Food tree and crop portfolios for nutrition and resilience in Zambia
Diets in rural Zambia are low in micronutrients essential for growth and well-being. But “food trees” can provide some of these much-needed micronutrients in their fruit, nuts, leaves and other edible parts, that can be consumed as part of diverse diet.
Our Project
Our project aims to bring nutrition and resilience to farming families in Zambia. By growing portfolios of diverse fruit (“food”) trees including cultivated and wild fruits, integrated with existing systems of vegetables, pulses, staple crops, smallholders can improve their health, livelihoods, and their environment. The portfolio approach aims to minimise seasonal hunger and nutrient gaps and diversify smallholder diets and income opportunities in Zambia.
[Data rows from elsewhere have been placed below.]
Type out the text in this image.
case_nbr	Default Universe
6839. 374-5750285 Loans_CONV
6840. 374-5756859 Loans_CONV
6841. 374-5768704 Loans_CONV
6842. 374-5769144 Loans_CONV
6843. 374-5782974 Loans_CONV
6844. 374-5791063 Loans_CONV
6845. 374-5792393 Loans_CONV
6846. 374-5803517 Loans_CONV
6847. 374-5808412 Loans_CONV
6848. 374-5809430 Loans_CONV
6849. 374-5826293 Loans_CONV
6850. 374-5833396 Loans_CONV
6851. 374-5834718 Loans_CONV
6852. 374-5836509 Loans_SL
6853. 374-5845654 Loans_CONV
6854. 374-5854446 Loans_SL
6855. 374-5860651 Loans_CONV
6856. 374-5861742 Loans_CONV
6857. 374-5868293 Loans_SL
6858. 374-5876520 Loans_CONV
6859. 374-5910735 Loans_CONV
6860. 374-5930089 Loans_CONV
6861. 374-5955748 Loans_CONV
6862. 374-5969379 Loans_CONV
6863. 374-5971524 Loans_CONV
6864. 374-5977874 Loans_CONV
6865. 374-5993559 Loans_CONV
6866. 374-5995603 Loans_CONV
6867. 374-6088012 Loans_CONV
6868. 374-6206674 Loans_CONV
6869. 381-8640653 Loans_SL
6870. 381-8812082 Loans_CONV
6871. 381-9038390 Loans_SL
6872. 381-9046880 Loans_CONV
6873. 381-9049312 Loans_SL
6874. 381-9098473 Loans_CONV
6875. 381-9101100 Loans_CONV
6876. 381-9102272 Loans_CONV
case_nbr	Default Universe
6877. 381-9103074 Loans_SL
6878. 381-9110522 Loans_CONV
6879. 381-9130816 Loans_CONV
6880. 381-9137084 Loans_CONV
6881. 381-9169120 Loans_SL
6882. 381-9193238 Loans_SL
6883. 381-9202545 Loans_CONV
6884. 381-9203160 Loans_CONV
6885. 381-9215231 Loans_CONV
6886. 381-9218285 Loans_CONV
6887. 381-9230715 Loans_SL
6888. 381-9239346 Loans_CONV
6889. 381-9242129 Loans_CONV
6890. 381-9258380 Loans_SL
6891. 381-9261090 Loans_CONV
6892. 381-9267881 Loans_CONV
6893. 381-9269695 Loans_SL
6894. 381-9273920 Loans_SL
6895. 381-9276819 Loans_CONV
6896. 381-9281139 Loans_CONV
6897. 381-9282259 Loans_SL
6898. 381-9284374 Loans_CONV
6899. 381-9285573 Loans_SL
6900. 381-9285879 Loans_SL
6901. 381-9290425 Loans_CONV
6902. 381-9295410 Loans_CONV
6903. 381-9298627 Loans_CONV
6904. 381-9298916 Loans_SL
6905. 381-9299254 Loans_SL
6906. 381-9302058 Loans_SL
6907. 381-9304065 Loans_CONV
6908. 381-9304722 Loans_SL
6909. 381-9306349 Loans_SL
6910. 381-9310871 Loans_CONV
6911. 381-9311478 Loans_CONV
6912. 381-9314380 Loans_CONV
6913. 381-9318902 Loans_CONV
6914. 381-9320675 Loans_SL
The portfolios provide an example of how agriculture may be used to promote nutritionally rich diets, particularly for rural smallholders who rely predominantly on food from their own farms.
Components
We are developing and rolling out portfolios of micronutrient-providing trees (and other complementary crops) to a targeted 10,000 households. The project is operating in three provinces in Zambia – Eastern, Muchinga, and Central.
The project comprises six interconnected components, the first four are knowledge based activities, which involve generating evidence for adapting and contextualising the food tree – crop portfolio innovation, and two outreach activities which lay the foundations for scaling.
Component 1. Evaluating food tree – crop portfolio adoption in Kenya using a nuanced adoption gradient to evaluate uptake of the technology to inform further piloting in Zambia.
Component 2. Customising nutritious food tree – crop portfolios for three localities in Zambia which will address seasonal food and nutritional gaps in local diets.
Component 3. Validating and refining food tree – crop portfolios through farm system analyses and understanding farmer aspirations, including gender and youth considerations.
Component 4. Laying the foundations for adoption and exploring market opportunities and value chain interventions for priority food tree – crop portfolio produce.
Component 5. Creating a conducive scaling environment through enhancing seed system infrastructure via tree resource and delivery centres for quality seed and seedling production (motherblocks for priority species established), 60 on-farm demonstration plots established, and food tree – crop portfolios piloted across 10000 farms.
Component 6. Strengthening extension actor and smallholder farmer capacities, with at least 100 NARS, development organisation and private sector extension actors trained on food tree – crop portfolio establishment and management and developing and disseminating three tailored communication products to at least 10000 smallholder farmers.